■抑えつける指導が合わず上層部と諍いが続く


 吉井は「恥ずかしい限り。若気の至りです」と、187センチの長身を縮め照れるものの、そんな自分の失敗談を今は関西弁のおやじギャグで加工し、選手たちとの会話のツールに使っている。


 エースの小島和哉(27)は吉井を理想の上司と言う。


「話をしなくてもいつも見てくださっているのが分かる。失敗しても咎(とが)められることはないし、グレートでなくていい、グッドでいいって。いつもいい時に起用してくれるので選手はやる気満々」


 ロッテの主軸はZ世代が多い。しかしコミュニケーションの難しさを感じたことはない。世代より個々の個性を重んじているからだ。


 新聞記者出身でロッテ広報歴18年の広報室長・梶原紀章(46)は、いわばコミュニケーションのプロ。それでも、選手に胸襟を開かせる吉井の話術には、驚くことがあるという。


「声をかけるタイミングが絶妙。言葉のチョイスも上手い。選手を細やかに観察している証拠です」


 1965年、和歌山県有田川町に生まれた。小学校で柔道をやり、中学から始めた円盤投げで近畿大会2位。本格的に野球を始めたのは名門・箕島高校に入学してからだ。円盤投げで鍛えた強肩が投手として開花し、高2、高3と甲子園に出場。一方、ARBのコピーバンドを結成し、ギターを担当した。野球を職業にするつもりはなかった。


 83年のドラフト会議で近鉄から2位指名を受け、散々迷った挙句入団。数年やって大学に進学するつもりだった。86年、転機が訪れる。秋に行われた日米野球を見て、やる気のなかった吉井に火が付いた。日本で活躍する先輩たちがまるで歯が立たない姿に衝撃を受けた。
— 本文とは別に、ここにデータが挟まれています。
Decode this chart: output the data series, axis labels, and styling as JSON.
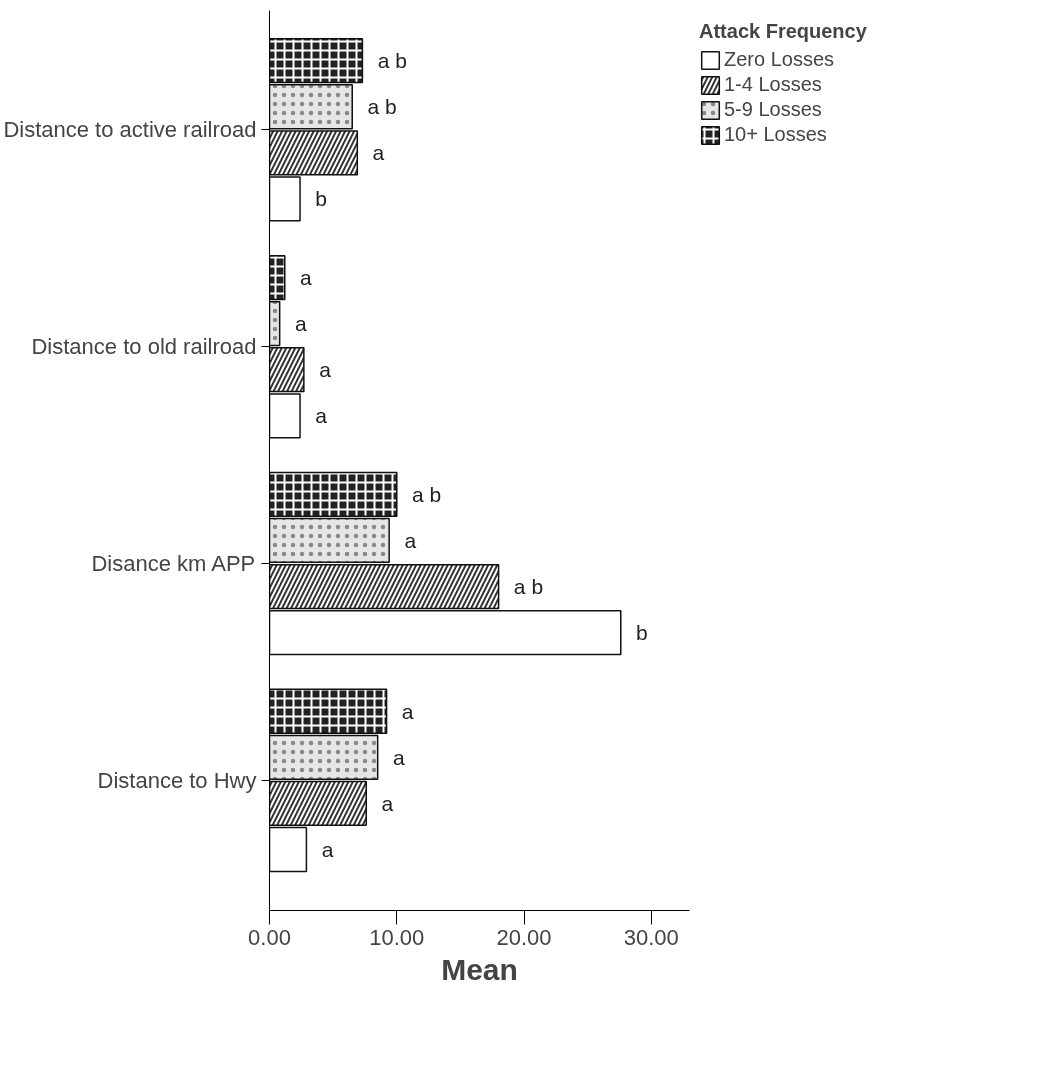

「それまでメジャーリーグなんて知らなかったから、米国にはこんな凄(すご)い選手たちがいるとびっくりした。アメリカの選手たちと戦ってみたい。それにはまず日本で活躍しないとと、本気になった」


 翌年に初勝利を飾ると、88年には最優秀救援投手に輝く。93年から先発投手になった。